These charts are similar to many others on this site, with a few wrinkles in display and tooltip styling. I use highcharter , the R wrapper for the HighCharts JavaScript library.

Data for the first visual again uses the Our World In Data record set. Here it’s pared down to this year’s data and the date field is entitized.

library(highcharter)
library(tidyverse)
library(lubridate)
library(widgetframe)
library(xts)
library(jsonlite)

URL <- "https://raw.githubusercontent.com/owid/covid-19-data/master/public/data/owid-covid-data.csv"

coviddata <- read.csv(URL)

data <- select(coviddata, date, location, new_cases_smoothed_per_million) %>%
  filter(date >= "2021-01-01") %>%
  rename(value = new_cases_smoothed_per_million) %>%
  mutate(value = ifelse(is.na(value), 0, value)) %>%
  mutate(date = ymd(date)) 

data.wide <-  pivot_wider(data, names_from = location, values_from = value)

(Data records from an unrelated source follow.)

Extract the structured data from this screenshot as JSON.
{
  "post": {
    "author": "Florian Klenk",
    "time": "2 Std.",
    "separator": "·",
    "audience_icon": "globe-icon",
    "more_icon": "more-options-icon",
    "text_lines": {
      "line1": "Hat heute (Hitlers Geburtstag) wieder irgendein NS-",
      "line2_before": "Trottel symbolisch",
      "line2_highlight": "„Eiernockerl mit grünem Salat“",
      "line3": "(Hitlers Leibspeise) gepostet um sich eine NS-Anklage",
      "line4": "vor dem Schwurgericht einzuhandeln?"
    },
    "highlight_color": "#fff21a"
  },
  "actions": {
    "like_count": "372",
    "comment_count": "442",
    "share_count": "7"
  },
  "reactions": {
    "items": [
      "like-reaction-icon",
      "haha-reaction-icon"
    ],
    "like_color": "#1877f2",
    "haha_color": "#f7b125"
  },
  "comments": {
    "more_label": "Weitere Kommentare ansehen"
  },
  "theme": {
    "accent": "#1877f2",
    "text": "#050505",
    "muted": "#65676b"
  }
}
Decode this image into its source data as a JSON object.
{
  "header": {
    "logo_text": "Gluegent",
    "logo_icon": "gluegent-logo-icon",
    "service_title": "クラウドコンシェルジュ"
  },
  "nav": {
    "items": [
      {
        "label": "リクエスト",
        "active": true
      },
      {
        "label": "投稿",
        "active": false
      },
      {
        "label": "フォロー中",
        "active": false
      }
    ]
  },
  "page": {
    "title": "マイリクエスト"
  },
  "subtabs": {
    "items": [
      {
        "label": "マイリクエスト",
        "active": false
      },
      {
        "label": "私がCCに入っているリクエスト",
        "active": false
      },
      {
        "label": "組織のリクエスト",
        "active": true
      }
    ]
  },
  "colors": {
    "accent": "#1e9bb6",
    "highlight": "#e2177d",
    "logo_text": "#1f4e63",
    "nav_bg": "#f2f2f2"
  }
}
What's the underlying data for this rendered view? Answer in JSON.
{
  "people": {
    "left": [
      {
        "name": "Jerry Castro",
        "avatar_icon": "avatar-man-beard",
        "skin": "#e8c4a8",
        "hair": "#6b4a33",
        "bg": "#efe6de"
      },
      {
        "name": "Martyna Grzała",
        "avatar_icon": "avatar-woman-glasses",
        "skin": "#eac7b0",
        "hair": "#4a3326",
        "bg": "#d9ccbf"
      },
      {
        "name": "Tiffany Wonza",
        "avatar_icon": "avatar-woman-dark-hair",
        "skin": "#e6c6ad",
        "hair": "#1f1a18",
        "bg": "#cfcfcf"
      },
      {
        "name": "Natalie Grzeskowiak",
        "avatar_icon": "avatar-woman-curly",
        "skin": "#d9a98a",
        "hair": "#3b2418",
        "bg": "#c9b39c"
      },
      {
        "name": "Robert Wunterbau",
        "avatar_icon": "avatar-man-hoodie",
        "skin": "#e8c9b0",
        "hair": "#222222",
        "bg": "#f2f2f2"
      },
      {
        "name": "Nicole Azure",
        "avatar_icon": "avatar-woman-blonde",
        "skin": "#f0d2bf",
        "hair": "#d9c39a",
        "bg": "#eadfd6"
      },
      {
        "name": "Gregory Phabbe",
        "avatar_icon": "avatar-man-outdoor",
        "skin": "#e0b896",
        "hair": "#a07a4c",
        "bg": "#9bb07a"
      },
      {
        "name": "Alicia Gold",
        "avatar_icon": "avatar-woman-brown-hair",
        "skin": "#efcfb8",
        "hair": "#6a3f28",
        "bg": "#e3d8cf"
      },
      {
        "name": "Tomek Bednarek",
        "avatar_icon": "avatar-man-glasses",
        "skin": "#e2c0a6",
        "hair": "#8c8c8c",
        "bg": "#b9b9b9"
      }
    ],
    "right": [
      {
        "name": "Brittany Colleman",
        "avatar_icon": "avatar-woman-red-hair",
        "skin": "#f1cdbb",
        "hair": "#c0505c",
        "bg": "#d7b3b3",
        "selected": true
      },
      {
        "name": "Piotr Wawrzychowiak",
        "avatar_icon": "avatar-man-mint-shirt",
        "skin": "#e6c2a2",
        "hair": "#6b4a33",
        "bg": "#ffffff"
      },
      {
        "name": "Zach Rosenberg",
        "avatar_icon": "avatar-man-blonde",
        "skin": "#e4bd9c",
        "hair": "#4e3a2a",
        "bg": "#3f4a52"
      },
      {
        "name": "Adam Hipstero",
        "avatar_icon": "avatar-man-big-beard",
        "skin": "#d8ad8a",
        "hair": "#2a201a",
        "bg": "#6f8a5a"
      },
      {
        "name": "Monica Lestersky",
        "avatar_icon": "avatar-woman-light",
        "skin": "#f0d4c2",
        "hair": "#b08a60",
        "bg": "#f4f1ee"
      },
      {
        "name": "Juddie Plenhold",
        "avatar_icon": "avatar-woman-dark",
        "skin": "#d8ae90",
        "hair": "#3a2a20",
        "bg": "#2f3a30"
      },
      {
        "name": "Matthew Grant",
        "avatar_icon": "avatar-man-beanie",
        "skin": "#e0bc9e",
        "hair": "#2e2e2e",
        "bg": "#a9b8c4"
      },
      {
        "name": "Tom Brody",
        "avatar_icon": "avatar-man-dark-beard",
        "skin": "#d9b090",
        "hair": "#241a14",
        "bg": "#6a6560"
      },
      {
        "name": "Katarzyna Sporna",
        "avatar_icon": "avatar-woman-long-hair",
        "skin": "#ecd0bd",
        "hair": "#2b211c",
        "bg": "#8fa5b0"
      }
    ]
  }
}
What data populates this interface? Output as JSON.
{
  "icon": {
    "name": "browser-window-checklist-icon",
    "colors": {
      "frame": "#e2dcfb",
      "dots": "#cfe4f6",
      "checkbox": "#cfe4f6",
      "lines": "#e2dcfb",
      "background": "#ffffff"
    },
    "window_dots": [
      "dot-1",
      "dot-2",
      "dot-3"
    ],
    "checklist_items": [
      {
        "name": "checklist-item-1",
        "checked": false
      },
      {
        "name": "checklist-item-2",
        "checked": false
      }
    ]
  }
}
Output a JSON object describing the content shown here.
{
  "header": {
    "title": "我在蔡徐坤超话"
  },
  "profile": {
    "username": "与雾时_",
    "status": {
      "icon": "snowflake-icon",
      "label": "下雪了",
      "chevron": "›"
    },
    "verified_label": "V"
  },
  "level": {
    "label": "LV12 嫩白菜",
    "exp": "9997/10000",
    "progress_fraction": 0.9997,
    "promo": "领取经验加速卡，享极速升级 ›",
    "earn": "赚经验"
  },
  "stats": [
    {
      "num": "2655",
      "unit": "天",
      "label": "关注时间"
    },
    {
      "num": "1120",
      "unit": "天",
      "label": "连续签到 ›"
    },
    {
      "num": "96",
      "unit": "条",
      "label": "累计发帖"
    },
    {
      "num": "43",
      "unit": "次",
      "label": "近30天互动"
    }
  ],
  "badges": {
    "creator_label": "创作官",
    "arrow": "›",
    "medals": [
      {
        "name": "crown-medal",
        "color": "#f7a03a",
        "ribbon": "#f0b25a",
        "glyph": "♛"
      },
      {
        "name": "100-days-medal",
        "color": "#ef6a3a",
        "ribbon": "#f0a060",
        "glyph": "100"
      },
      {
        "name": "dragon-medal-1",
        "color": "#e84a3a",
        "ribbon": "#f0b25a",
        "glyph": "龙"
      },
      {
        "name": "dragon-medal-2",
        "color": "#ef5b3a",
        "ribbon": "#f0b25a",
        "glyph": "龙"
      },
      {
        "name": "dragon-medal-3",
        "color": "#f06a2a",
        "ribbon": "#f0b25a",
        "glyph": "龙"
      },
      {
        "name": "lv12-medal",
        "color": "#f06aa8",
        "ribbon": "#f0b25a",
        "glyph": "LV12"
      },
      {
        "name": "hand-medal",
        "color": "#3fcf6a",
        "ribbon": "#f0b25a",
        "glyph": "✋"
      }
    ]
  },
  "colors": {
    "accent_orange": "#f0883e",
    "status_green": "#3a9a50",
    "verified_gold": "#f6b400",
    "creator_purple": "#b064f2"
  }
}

data_xts <- xts(data.wide[,-1], order.by = data.wide$date)

Because this visual was about the general shape of the plotted area juxtaposed against the dates I didn’t use the “Highstock” visual as I did with Canada and Israel. The largest block of code is the layout of plotted dates, showcasing how the HighCharts wrapper uses a “lists of lists” approach to structuring the hand-off to javascript behind the scenes.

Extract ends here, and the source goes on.